Hydrocarbon subsidy-stress and divergent reduced iron-manganese thresholds shape microbial resilience in anoxic aquifers.

The co-occurrence of geogenic metal mobilization and anthropogenic hydrocarbon contamination represents a pervasive hydro-biogeochemical challenge, yet the non-linear mechanisms governing microbial resilience in these multi-stressor aquifers remain poorly constrained. Here, we decode these complex interactions by integrating high-resolution microbiome profiling with an interpretable machine learning framework (XGBoost-SHAP). We identify a "multi-threshold superposition" model for total petroleum hydrocarbons (TPHs) that delineates a tri-phasic ecological transition: a progression from carbon limitation to metabolic subsidization, culminating in a toxicity-driven regime shift beyond a mechanistically grounded tipping point (3.485 mg/L).
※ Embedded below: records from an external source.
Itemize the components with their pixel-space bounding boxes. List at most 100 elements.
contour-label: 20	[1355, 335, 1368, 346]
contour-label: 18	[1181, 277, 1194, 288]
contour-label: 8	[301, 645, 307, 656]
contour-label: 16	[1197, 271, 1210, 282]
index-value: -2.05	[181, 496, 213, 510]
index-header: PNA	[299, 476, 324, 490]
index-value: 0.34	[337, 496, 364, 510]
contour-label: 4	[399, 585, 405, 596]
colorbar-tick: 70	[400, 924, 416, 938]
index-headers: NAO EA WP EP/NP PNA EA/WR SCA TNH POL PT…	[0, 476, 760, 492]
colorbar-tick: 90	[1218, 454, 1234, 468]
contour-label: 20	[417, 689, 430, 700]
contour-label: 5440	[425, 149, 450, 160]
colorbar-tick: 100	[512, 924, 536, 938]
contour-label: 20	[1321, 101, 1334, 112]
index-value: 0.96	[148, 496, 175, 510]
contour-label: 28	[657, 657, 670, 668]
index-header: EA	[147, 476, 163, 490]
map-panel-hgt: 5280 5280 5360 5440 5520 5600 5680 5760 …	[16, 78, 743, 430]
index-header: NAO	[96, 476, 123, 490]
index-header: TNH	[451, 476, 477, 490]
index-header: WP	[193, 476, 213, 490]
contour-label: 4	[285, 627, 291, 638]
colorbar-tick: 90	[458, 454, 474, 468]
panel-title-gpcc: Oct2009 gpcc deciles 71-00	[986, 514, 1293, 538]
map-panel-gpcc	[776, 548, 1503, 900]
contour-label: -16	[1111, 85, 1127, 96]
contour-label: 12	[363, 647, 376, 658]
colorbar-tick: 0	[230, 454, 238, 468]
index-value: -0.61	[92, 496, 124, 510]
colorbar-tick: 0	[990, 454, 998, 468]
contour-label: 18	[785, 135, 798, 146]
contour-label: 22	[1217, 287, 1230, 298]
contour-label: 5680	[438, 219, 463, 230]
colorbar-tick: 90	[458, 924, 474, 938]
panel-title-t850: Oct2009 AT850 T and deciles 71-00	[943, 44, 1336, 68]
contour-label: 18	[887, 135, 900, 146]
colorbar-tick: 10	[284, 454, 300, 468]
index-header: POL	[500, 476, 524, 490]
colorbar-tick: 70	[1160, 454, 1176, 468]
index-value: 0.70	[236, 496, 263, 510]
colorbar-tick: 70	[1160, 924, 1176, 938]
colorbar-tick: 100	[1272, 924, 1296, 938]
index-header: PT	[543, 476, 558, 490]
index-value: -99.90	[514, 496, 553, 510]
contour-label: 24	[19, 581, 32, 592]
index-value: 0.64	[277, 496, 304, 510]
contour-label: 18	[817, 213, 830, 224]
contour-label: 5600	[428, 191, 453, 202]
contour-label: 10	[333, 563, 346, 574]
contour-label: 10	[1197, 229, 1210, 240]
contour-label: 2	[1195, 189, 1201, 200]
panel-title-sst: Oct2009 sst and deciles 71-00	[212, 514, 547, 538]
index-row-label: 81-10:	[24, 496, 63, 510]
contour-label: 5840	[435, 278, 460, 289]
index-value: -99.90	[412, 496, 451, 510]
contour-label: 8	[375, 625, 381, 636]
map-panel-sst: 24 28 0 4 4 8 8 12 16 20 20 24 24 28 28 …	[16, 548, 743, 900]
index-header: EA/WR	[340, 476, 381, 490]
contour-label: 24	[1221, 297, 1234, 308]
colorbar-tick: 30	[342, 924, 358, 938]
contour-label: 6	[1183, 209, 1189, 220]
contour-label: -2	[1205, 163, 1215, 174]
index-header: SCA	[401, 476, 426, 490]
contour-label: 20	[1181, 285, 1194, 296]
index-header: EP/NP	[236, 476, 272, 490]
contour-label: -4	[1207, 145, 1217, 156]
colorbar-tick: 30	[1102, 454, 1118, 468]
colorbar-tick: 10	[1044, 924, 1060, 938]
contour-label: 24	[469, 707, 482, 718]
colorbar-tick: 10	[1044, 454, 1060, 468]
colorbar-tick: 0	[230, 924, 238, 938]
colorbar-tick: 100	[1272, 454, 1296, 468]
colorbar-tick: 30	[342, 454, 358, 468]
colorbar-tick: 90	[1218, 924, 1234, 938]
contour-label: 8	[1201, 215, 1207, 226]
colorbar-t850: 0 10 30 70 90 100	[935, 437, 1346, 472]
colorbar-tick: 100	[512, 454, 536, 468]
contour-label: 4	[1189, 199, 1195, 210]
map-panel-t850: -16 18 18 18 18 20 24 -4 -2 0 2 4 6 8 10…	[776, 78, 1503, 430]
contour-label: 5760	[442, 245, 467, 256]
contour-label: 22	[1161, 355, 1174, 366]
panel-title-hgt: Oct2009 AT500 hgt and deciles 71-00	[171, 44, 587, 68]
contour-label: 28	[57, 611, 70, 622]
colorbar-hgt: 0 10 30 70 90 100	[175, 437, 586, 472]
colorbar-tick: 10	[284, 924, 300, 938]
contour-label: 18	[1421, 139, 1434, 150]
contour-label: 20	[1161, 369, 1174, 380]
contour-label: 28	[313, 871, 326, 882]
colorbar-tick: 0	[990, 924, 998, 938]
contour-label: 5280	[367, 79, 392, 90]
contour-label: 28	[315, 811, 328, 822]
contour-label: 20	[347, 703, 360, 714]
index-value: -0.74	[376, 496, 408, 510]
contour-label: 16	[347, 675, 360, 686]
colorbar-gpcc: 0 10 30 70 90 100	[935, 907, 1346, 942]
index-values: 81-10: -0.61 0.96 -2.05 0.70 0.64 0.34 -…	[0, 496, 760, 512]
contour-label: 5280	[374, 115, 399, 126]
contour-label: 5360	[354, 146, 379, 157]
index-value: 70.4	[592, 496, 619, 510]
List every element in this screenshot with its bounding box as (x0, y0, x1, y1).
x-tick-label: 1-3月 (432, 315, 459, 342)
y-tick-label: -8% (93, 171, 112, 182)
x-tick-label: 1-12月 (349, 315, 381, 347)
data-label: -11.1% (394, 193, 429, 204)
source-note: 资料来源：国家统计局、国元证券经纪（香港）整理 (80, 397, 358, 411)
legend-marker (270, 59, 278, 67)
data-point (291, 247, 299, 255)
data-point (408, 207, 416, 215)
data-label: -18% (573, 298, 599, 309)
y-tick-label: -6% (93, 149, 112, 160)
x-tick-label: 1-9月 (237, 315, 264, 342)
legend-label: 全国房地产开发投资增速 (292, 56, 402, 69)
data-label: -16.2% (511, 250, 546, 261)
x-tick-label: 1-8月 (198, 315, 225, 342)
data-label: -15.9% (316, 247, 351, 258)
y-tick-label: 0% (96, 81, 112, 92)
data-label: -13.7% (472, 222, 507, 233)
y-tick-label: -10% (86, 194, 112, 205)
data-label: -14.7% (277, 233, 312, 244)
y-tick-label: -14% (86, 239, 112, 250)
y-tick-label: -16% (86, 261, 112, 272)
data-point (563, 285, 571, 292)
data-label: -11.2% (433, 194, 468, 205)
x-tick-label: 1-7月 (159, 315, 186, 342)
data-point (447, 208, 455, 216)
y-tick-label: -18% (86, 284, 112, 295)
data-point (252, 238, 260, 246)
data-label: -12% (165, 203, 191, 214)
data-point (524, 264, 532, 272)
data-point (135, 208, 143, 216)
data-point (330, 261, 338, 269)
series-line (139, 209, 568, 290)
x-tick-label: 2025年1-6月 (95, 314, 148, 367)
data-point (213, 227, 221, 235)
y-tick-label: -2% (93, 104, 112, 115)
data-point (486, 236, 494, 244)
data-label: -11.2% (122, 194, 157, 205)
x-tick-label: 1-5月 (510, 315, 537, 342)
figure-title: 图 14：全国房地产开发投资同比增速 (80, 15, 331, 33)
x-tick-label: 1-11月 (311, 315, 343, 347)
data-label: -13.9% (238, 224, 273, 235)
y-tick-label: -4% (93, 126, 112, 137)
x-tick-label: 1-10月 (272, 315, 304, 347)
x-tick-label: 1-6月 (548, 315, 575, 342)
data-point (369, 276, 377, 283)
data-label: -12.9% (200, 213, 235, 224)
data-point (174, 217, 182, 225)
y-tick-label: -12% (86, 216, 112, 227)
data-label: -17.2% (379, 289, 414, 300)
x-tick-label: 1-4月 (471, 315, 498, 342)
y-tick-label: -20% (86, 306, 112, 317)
Crucially, we unveil a "Fe(II)-Mn(II) Paradox" wherein geochemically similar metals exert divergent ecological controls. Deviating from the additive toxicity paradigm, elevated Fe(II) (>9.22 mg/L) serves as a redox-mediated buffer against hydrocarbon stress; in contrast, Mn(II) operates as a toxicological synergist, amplifying metabolic and structural impairments beyond predicted additive levels. Mechanistically, this resilience is underpinned by the rare taxa acting as a functional seed bank, which reconfigures network topology from competitive exclusion to cooperative syntrophy. These findings establish the stoichiometric Fe(II)/Mn(II) ratio (threshold: 1.935) as a master regulator of aquifer, providing a quantitative foundation for "precision zoned intervention" strategies-advocating for monitored natural attenuation in iron-buffered zones versus active engineering in manganese-aggravated hotspots.